Guidelines for CGST Field Formations: Enhancing Ease of Doing Business during Investigations

On March 30, 2024, the Central Board of Indirect Taxes and Customs (CBIC) issued new guidelines to all CGST field formations. The aim is to balance enforcement activities with maintaining the ease of doing business for regular taxpayers. The Board has emphasized the need for a uniform procedure that respects legal provisions and minimizes disruptions to businesses. Here are the key aspects of these guidelines:

Centralized Intelligence and Investigations
The guidelines mandate that each investigation must be initiated only after approval from the (Pr.) Commissioner. They are responsible for developing intelligence, conducting searches, and completing investigations within their jurisdiction. Any intelligence related to another CGST field formation must be forwarded to the relevant formation or the Directorate General of GST Intelligence (DGGI).

Approval for Sensitive Cases
For certain sensitive cases, prior approval from the zonal (Pr.) Chief Commissioner is required. These cases include:

  1. Matters involving the interpretation of tax/duty for the first time.
  2. Investigations involving large industrial houses or multinational corporations.
  3. Sensitive matters or those with national implications.
  4. Issues already before the GST Council.
  5. In these scenarios, field formations must gather information on trade practices and the nature of transactions from stakeholders to justify the investigation.

Coordination between Agencies
If another CGST field formation, DGGI, or State GST department is also investigating the same taxpayer on different matters, the (Pr.) Commissioner must engage in dialogue to possibly consolidate the investigations. If consolidation is not feasible, reasons must be documented.

Handling Multi-Jurisdictional Cases
For investigations involving multiple jurisdictions under the same PAN, or multiple PANs, the (Pr.) Commissioner must seek approval to either share a self-contained reference with concerned zones or request the Pr. DG DGGI to issue an alert.
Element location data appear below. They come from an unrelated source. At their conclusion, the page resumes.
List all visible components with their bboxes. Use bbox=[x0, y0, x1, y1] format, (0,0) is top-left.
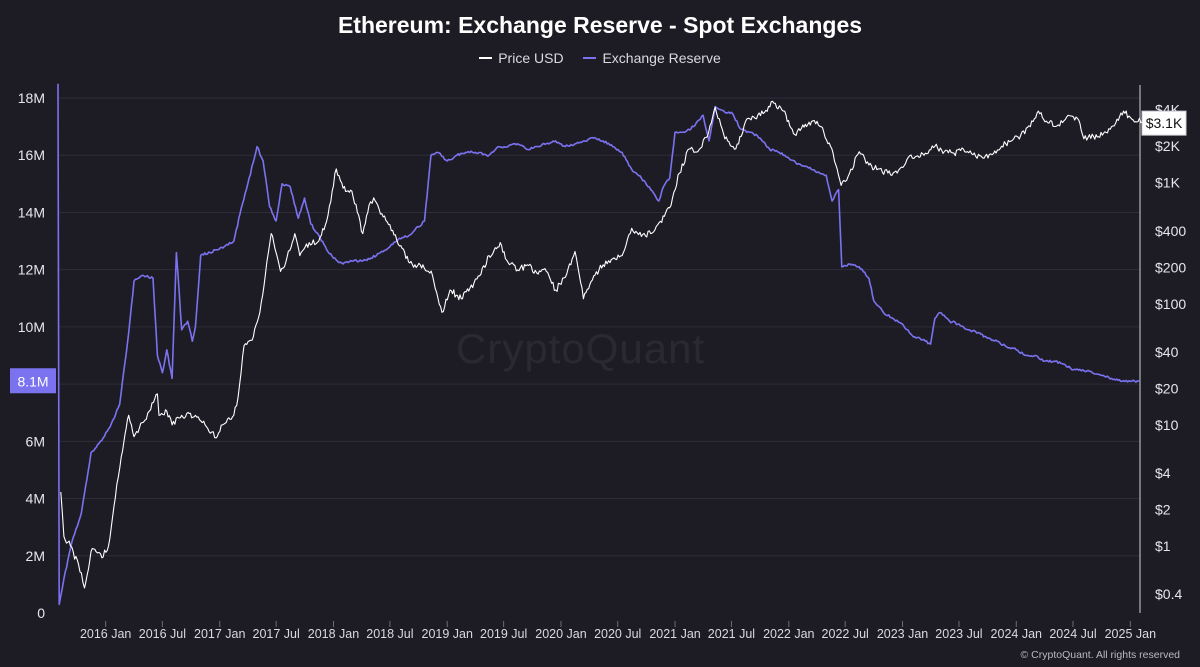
y-left-tick-label: 2M bbox=[26, 548, 45, 564]
legend: Price USD Exchange Reserve bbox=[0, 50, 1200, 66]
y-right-tick-label: $2K bbox=[1155, 138, 1181, 154]
current-price-label: $3.1K bbox=[1146, 115, 1183, 131]
x-tick-label: 2023 Jan bbox=[877, 627, 928, 641]
y-left-tick-label: 4M bbox=[26, 491, 45, 507]
current-price-badge bbox=[1141, 110, 1187, 136]
y-right-tick-label: $0.4 bbox=[1155, 586, 1182, 602]
x-tick-label: 2018 Jul bbox=[366, 627, 413, 641]
x-tick-label: 2022 Jan bbox=[763, 627, 814, 641]
y-right-tick-label: $400 bbox=[1155, 223, 1186, 239]
y-right-tick-label: $40 bbox=[1155, 344, 1179, 360]
x-tick-label: 2019 Jan bbox=[422, 627, 473, 641]
x-tick-label: 2024 Jan bbox=[991, 627, 1042, 641]
price-usd-line bbox=[60, 100, 1142, 589]
x-tick-label: 2024 Jul bbox=[1049, 627, 1096, 641]
y-right-tick-label: $200 bbox=[1155, 259, 1186, 275]
y-right-tick-label: $4 bbox=[1155, 465, 1171, 481]
x-tick-label: 2022 Jul bbox=[822, 627, 869, 641]
x-tick-label: 2018 Jan bbox=[308, 627, 359, 641]
x-tick-label: 2019 Jul bbox=[480, 627, 527, 641]
y-right-tick-label: $20 bbox=[1155, 380, 1179, 396]
x-tick-label: 2021 Jul bbox=[708, 627, 755, 641]
y-left-tick-label: 18M bbox=[18, 90, 45, 106]
y-right-tick-label: $1K bbox=[1155, 175, 1181, 191]
x-tick-label: 2021 Jan bbox=[649, 627, 700, 641]
x-tick-label: 2017 Jan bbox=[194, 627, 245, 641]
current-reserve-badge bbox=[10, 368, 56, 394]
legend-label-price: Price USD bbox=[498, 50, 564, 66]
legend-item-price[interactable]: Price USD bbox=[479, 50, 564, 66]
current-reserve-label: 8.1M bbox=[17, 373, 48, 389]
x-tick-label: 2023 Jul bbox=[935, 627, 982, 641]
y-right-tick-label: $10 bbox=[1155, 417, 1179, 433]
y-left-tick-label: 6M bbox=[26, 433, 45, 449]
y-left-tick-label: 14M bbox=[18, 204, 45, 220]
x-tick-label: 2020 Jan bbox=[535, 627, 586, 641]
legend-item-reserve[interactable]: Exchange Reserve bbox=[583, 50, 721, 66]
exchange-reserve-line bbox=[57, 83, 1141, 606]
y-left-tick-label: 16M bbox=[18, 147, 45, 163]
watermark-logo: CryptoQuant bbox=[456, 325, 706, 372]
y-right-tick-label: $100 bbox=[1155, 296, 1186, 312]
y-left-tick-label: 12M bbox=[18, 262, 45, 278]
x-tick-label: 2016 Jan bbox=[80, 627, 131, 641]
copyright-footer: © CryptoQuant. All rights reserved bbox=[1020, 649, 1180, 661]
y-left-tick-label: 10M bbox=[18, 319, 45, 335]
x-tick-label: 2017 Jul bbox=[253, 627, 300, 641]
x-tick-label: 2025 Jan bbox=[1105, 627, 1156, 641]
x-tick-label: 2016 Jul bbox=[139, 627, 186, 641]
y-right-tick-label: $2 bbox=[1155, 502, 1171, 518]
chart-title: Ethereum: Exchange Reserve - Spot Exchan… bbox=[337, 12, 863, 38]
legend-swatch-price bbox=[479, 57, 493, 60]
y-right-tick-label: $1 bbox=[1155, 538, 1171, 554]
legend-swatch-reserve bbox=[583, 57, 597, 60]
y-left-tick-label: 0 bbox=[37, 605, 45, 621]
x-tick-label: 2020 Jul bbox=[594, 627, 641, 641]
legend-label-reserve: Exchange Reserve bbox=[602, 50, 721, 66]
Addressing Prevalent Trade Practices
When an investigation is based on trade practices or interpretations likely to cause litigation, the zonal (Pr.) Chief Commissioner should refer the matter to the relevant policy wing of the Board. This should be done before concluding the investigation to ensure uniformity and avoid litigation.

Respectful Communication with Entities
Investigations involving listed companies, PSUs, government departments, or authorities established by law should begin with official letters rather than summons. These letters should detail the reasons for the investigation and the relevant legal provisions, giving the entity a reasonable time to respond. Summons should only be issued if absolutely necessary and must be reasoned and approved by an officer not below the rank of Dy./Asst. Commissioner.

Specificity in Communication
Any letter or summons should specify the nature of the inquiry and avoid vague terms like “GST enquiry” or “evasion of GST.” Information available digitally should not be requested through letters or summons. Summons should not be used to seek information in pre-specified formats.

Timely Conclusion of Investigations
Investigations should be concluded within one year, and show cause notices should not be delayed after the investigation is complete. The closure report should be concise and explain the issue and period involved. This ensures transparency and reduces the potential for malpractice.

Grievance Redressal
The (Pr.) Commissioner must proactively prevent complaints related to investigations. The Addl./Jt. Commissioner in charge of the investigation will act as the Grievance Officer, available to taxpayers via letter, email, or appointment. If grievances persist, taxpayers may meet with the (Pr.) Commissioner by appointment for resolution.

These guidelines reflect CBIC’s commitment to balancing robust tax enforcement with facilitating a business-friendly environment. They aim to ensure that investigations are conducted fairly, transparently, and efficiently, minimizing disruptions to legitimate business activities.